Where this clashes with political (vote-gathering) whim, it becomes a classic case of the irresistible force meeting the immovable object. The scientists and experts will not compromise their position any more than politicians will budge from theirs. This becomes extremely damaging for all concerned when the spats are played out in public. Proclamations that policy is evidence-based become completely undermined; one letter to a national newspaper noted that Nutt's sacking proved once and for all that we live in a climate not of evidence-based policy but of policy-based evidence. Ministers pick and mix the evidence that suits them.

The paradox in the Johnson/Nutt case is that there is growing public acknowledgement that cannabis does not merit the attention of being a Class B drug, while most people are aware that alcohol and tobacco present far greater harms, especially when their usage is considered in the round - not only the personal risk but also the social consequences and implications for criminality. Nutt wins hands down, despite the natural charm of Alan Johnson.

Such altercations between ministers and their key advisers rarely reach such public prominence. I was a member of the ministerial advisory group on children and young people's services at the beginning of this decade. It was formed by the then minister for young people Paul Boateng and was intended not only to advise him but also set the direction for the newly formed Children and Young People's Unit. Its members included luminaries in the field such as Gillian Pugh and Paul Ennals. But two years later the minister had changed. John Denham was then simultaneously introducing the more insidious framework for dealing with antisocial behaviour while planning to attend a special session of the United Nations on children, finally rescheduled in New York following its cancellation immediately after 9/11.

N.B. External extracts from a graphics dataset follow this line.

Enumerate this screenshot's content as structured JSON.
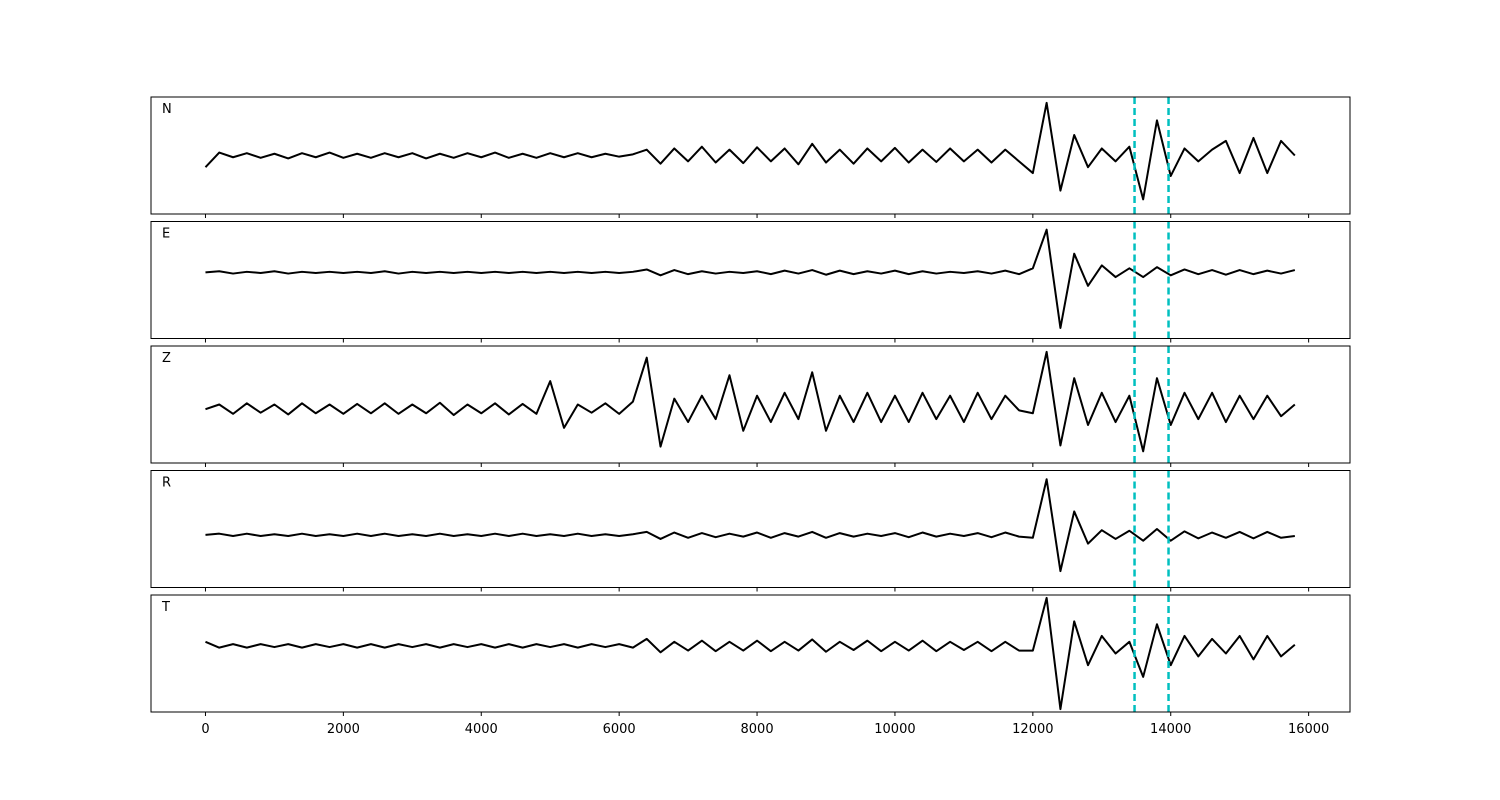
{
  "chart_data": [
    {
      "type": "line",
      "label": "N",
      "color": "#000000",
      "vlines": [
        13475,
        13968
      ],
      "vline_color": "#00bfbf",
      "xlim": [
        -790,
        16600
      ],
      "ylim": [
        -1,
        1
      ],
      "x": [
        0,
        200,
        400,
        600,
        800,
        1000,
        1200,
        1400,
        1600,
        1800,
        2000,
        2200,
        2400,
        2600,
        2800,
        3000,
        3200,
        3400,
        3600,
        3800,
        4000,
        4200,
        4400,
        4600,
        4800,
        5000,
        5200,
        5400,
        5600,
        5800,
        6000,
        6200,
        6400,
        6600,
        6800,
        7000,
        7200,
        7400,
        7600,
        7800,
        8000,
        8200,
        8400,
        8600,
        8800,
        9000,
        9200,
        9400,
        9600,
        9800,
        10000,
        10200,
        10400,
        10600,
        10800,
        11000,
        11200,
        11400,
        11600,
        11800,
        12000,
        12200,
        12400,
        12600,
        12800,
        13000,
        13200,
        13400,
        13600,
        13800,
        14000,
        14200,
        14400,
        14600,
        14800,
        15000,
        15200,
        15400,
        15600,
        15800
      ],
      "values": [
        -0.2,
        0.05,
        -0.03,
        0.04,
        -0.04,
        0.03,
        -0.05,
        0.04,
        -0.03,
        0.05,
        -0.04,
        0.03,
        -0.04,
        0.04,
        -0.03,
        0.04,
        -0.05,
        0.03,
        -0.04,
        0.04,
        -0.03,
        0.05,
        -0.04,
        0.03,
        -0.04,
        0.04,
        -0.03,
        0.04,
        -0.03,
        0.03,
        -0.02,
        0.02,
        0.1,
        -0.14,
        0.12,
        -0.1,
        0.15,
        -0.12,
        0.1,
        -0.13,
        0.14,
        -0.1,
        0.12,
        -0.15,
        0.2,
        -0.12,
        0.1,
        -0.14,
        0.12,
        -0.1,
        0.13,
        -0.12,
        0.1,
        -0.11,
        0.12,
        -0.1,
        0.1,
        -0.12,
        0.1,
        -0.1,
        -0.3,
        0.9,
        -0.6,
        0.35,
        -0.2,
        0.12,
        -0.1,
        0.15,
        -0.75,
        0.6,
        -0.35,
        0.12,
        -0.1,
        0.1,
        0.25,
        -0.3,
        0.3,
        -0.3,
        0.25,
        0.0
      ]
    },
    {
      "type": "line",
      "label": "E",
      "color": "#000000",
      "vlines": [
        13475,
        13968
      ],
      "vline_color": "#00bfbf",
      "xlim": [
        -790,
        16600
      ],
      "ylim": [
        -1,
        1
      ],
      "x": [
        0,
        200,
        400,
        600,
        800,
        1000,
        1200,
        1400,
        1600,
        1800,
        2000,
        2200,
        2400,
        2600,
        2800,
        3000,
        3200,
        3400,
        3600,
        3800,
        4000,
        4200,
        4400,
        4600,
        4800,
        5000,
        5200,
        5400,
        5600,
        5800,
        6000,
        6200,
        6400,
        6600,
        6800,
        7000,
        7200,
        7400,
        7600,
        7800,
        8000,
        8200,
        8400,
        8600,
        8800,
        9000,
        9200,
        9400,
        9600,
        9800,
        10000,
        10200,
        10400,
        10600,
        10800,
        11000,
        11200,
        11400,
        11600,
        11800,
        12000,
        12200,
        12400,
        12600,
        12800,
        13000,
        13200,
        13400,
        13600,
        13800,
        14000,
        14200,
        14400,
        14600,
        14800,
        15000,
        15200,
        15400,
        15600,
        15800
      ],
      "values": [
        0.13,
        0.15,
        0.11,
        0.14,
        0.12,
        0.15,
        0.11,
        0.14,
        0.12,
        0.14,
        0.12,
        0.14,
        0.12,
        0.15,
        0.11,
        0.14,
        0.12,
        0.14,
        0.12,
        0.14,
        0.12,
        0.14,
        0.12,
        0.14,
        0.12,
        0.14,
        0.12,
        0.14,
        0.12,
        0.14,
        0.12,
        0.14,
        0.18,
        0.08,
        0.17,
        0.1,
        0.15,
        0.11,
        0.14,
        0.12,
        0.15,
        0.1,
        0.16,
        0.11,
        0.17,
        0.09,
        0.16,
        0.1,
        0.15,
        0.11,
        0.16,
        0.1,
        0.15,
        0.11,
        0.14,
        0.12,
        0.15,
        0.11,
        0.16,
        0.1,
        0.2,
        0.86,
        -0.82,
        0.45,
        -0.1,
        0.25,
        0.05,
        0.2,
        0.05,
        0.22,
        0.08,
        0.18,
        0.1,
        0.17,
        0.09,
        0.17,
        0.1,
        0.16,
        0.11,
        0.17
      ]
    },
    {
      "type": "line",
      "label": "Z",
      "color": "#000000",
      "vlines": [
        13475,
        13968
      ],
      "vline_color": "#00bfbf",
      "xlim": [
        -790,
        16600
      ],
      "ylim": [
        -1,
        1
      ],
      "x": [
        0,
        200,
        400,
        600,
        800,
        1000,
        1200,
        1400,
        1600,
        1800,
        2000,
        2200,
        2400,
        2600,
        2800,
        3000,
        3200,
        3400,
        3600,
        3800,
        4000,
        4200,
        4400,
        4600,
        4800,
        5000,
        5200,
        5400,
        5600,
        5800,
        6000,
        6200,
        6400,
        6600,
        6800,
        7000,
        7200,
        7400,
        7600,
        7800,
        8000,
        8200,
        8400,
        8600,
        8800,
        9000,
        9200,
        9400,
        9600,
        9800,
        10000,
        10200,
        10400,
        10600,
        10800,
        11000,
        11200,
        11400,
        11600,
        11800,
        12000,
        12200,
        12400,
        12600,
        12800,
        13000,
        13200,
        13400,
        13600,
        13800,
        14000,
        14200,
        14400,
        14600,
        14800,
        15000,
        15200,
        15400,
        15600,
        15800
      ],
      "values": [
        -0.08,
        0.0,
        -0.16,
        0.02,
        -0.14,
        0.0,
        -0.17,
        0.02,
        -0.15,
        0.0,
        -0.16,
        0.01,
        -0.15,
        0.02,
        -0.16,
        0.0,
        -0.15,
        0.03,
        -0.18,
        0.0,
        -0.15,
        0.02,
        -0.17,
        0.01,
        -0.16,
        0.4,
        -0.4,
        0.0,
        -0.14,
        0.02,
        -0.16,
        0.05,
        0.8,
        -0.72,
        0.1,
        -0.3,
        0.15,
        -0.25,
        0.5,
        -0.45,
        0.15,
        -0.3,
        0.2,
        -0.25,
        0.55,
        -0.45,
        0.15,
        -0.3,
        0.2,
        -0.3,
        0.15,
        -0.3,
        0.2,
        -0.25,
        0.15,
        -0.3,
        0.2,
        -0.25,
        0.15,
        -0.1,
        -0.15,
        0.9,
        -0.7,
        0.45,
        -0.35,
        0.2,
        -0.3,
        0.15,
        -0.8,
        0.45,
        -0.35,
        0.2,
        -0.25,
        0.2,
        -0.3,
        0.15,
        -0.25,
        0.15,
        -0.2,
        0.0
      ]
    },
    {
      "type": "line",
      "label": "R",
      "color": "#000000",
      "vlines": [
        13475,
        13968
      ],
      "vline_color": "#00bfbf",
      "xlim": [
        -790,
        16600
      ],
      "ylim": [
        -1,
        1
      ],
      "x": [
        0,
        200,
        400,
        600,
        800,
        1000,
        1200,
        1400,
        1600,
        1800,
        2000,
        2200,
        2400,
        2600,
        2800,
        3000,
        3200,
        3400,
        3600,
        3800,
        4000,
        4200,
        4400,
        4600,
        4800,
        5000,
        5200,
        5400,
        5600,
        5800,
        6000,
        6200,
        6400,
        6600,
        6800,
        7000,
        7200,
        7400,
        7600,
        7800,
        8000,
        8200,
        8400,
        8600,
        8800,
        9000,
        9200,
        9400,
        9600,
        9800,
        10000,
        10200,
        10400,
        10600,
        10800,
        11000,
        11200,
        11400,
        11600,
        11800,
        12000,
        12200,
        12400,
        12600,
        12800,
        13000,
        13200,
        13400,
        13600,
        13800,
        14000,
        14200,
        14400,
        14600,
        14800,
        15000,
        15200,
        15400,
        15600,
        15800
      ],
      "values": [
        -0.1,
        -0.08,
        -0.12,
        -0.08,
        -0.12,
        -0.09,
        -0.12,
        -0.08,
        -0.12,
        -0.09,
        -0.12,
        -0.08,
        -0.12,
        -0.08,
        -0.12,
        -0.09,
        -0.12,
        -0.08,
        -0.12,
        -0.09,
        -0.12,
        -0.08,
        -0.12,
        -0.08,
        -0.12,
        -0.09,
        -0.12,
        -0.08,
        -0.12,
        -0.09,
        -0.12,
        -0.09,
        -0.05,
        -0.17,
        -0.06,
        -0.15,
        -0.07,
        -0.14,
        -0.08,
        -0.13,
        -0.06,
        -0.15,
        -0.07,
        -0.13,
        -0.05,
        -0.15,
        -0.07,
        -0.13,
        -0.08,
        -0.12,
        -0.07,
        -0.14,
        -0.06,
        -0.13,
        -0.08,
        -0.12,
        -0.07,
        -0.14,
        -0.06,
        -0.13,
        -0.15,
        0.85,
        -0.72,
        0.3,
        -0.25,
        -0.02,
        -0.17,
        -0.03,
        -0.2,
        0.0,
        -0.2,
        -0.04,
        -0.16,
        -0.06,
        -0.15,
        -0.05,
        -0.16,
        -0.05,
        -0.15,
        -0.12
      ]
    },
    {
      "type": "line",
      "label": "T",
      "color": "#000000",
      "vlines": [
        13475,
        13968
      ],
      "vline_color": "#00bfbf",
      "xlim": [
        -790,
        16600
      ],
      "ylim": [
        -1,
        1
      ],
      "xticks": [
        0,
        2000,
        4000,
        6000,
        8000,
        10000,
        12000,
        14000,
        16000
      ],
      "x": [
        0,
        200,
        400,
        600,
        800,
        1000,
        1200,
        1400,
        1600,
        1800,
        2000,
        2200,
        2400,
        2600,
        2800,
        3000,
        3200,
        3400,
        3600,
        3800,
        4000,
        4200,
        4400,
        4600,
        4800,
        5000,
        5200,
        5400,
        5600,
        5800,
        6000,
        6200,
        6400,
        6600,
        6800,
        7000,
        7200,
        7400,
        7600,
        7800,
        8000,
        8200,
        8400,
        8600,
        8800,
        9000,
        9200,
        9400,
        9600,
        9800,
        10000,
        10200,
        10400,
        10600,
        10800,
        11000,
        11200,
        11400,
        11600,
        11800,
        12000,
        12200,
        12400,
        12600,
        12800,
        13000,
        13200,
        13400,
        13600,
        13800,
        14000,
        14200,
        14400,
        14600,
        14800,
        15000,
        15200,
        15400,
        15600,
        15800
      ],
      "values": [
        0.2,
        0.1,
        0.16,
        0.1,
        0.16,
        0.11,
        0.16,
        0.1,
        0.16,
        0.11,
        0.16,
        0.1,
        0.16,
        0.1,
        0.16,
        0.11,
        0.16,
        0.1,
        0.16,
        0.11,
        0.16,
        0.1,
        0.16,
        0.1,
        0.16,
        0.11,
        0.16,
        0.1,
        0.16,
        0.11,
        0.16,
        0.1,
        0.25,
        0.02,
        0.2,
        0.05,
        0.22,
        0.04,
        0.2,
        0.05,
        0.22,
        0.04,
        0.2,
        0.05,
        0.24,
        0.03,
        0.2,
        0.06,
        0.22,
        0.04,
        0.2,
        0.05,
        0.22,
        0.04,
        0.2,
        0.06,
        0.2,
        0.04,
        0.2,
        0.05,
        0.05,
        0.95,
        -0.95,
        0.55,
        -0.2,
        0.3,
        0.0,
        0.2,
        -0.4,
        0.5,
        -0.2,
        0.3,
        -0.05,
        0.25,
        0.0,
        0.3,
        -0.1,
        0.3,
        -0.05,
        0.15
      ]
    }
  ]
}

I wanted the committee to write a letter to Denham asking him to explain how he could reconcile the Asbo agenda with the government's commitment to children's rights. I anticipated he would handle that fairly easily but felt it was the group's responsibility to raise the issue. I made the case at the next meeting and seemed to command almost unanimous support for the idea. We never wrote the letter. The chair, a senior civil servant, reported under Any Other Business that the committee would henceforth cease to exist.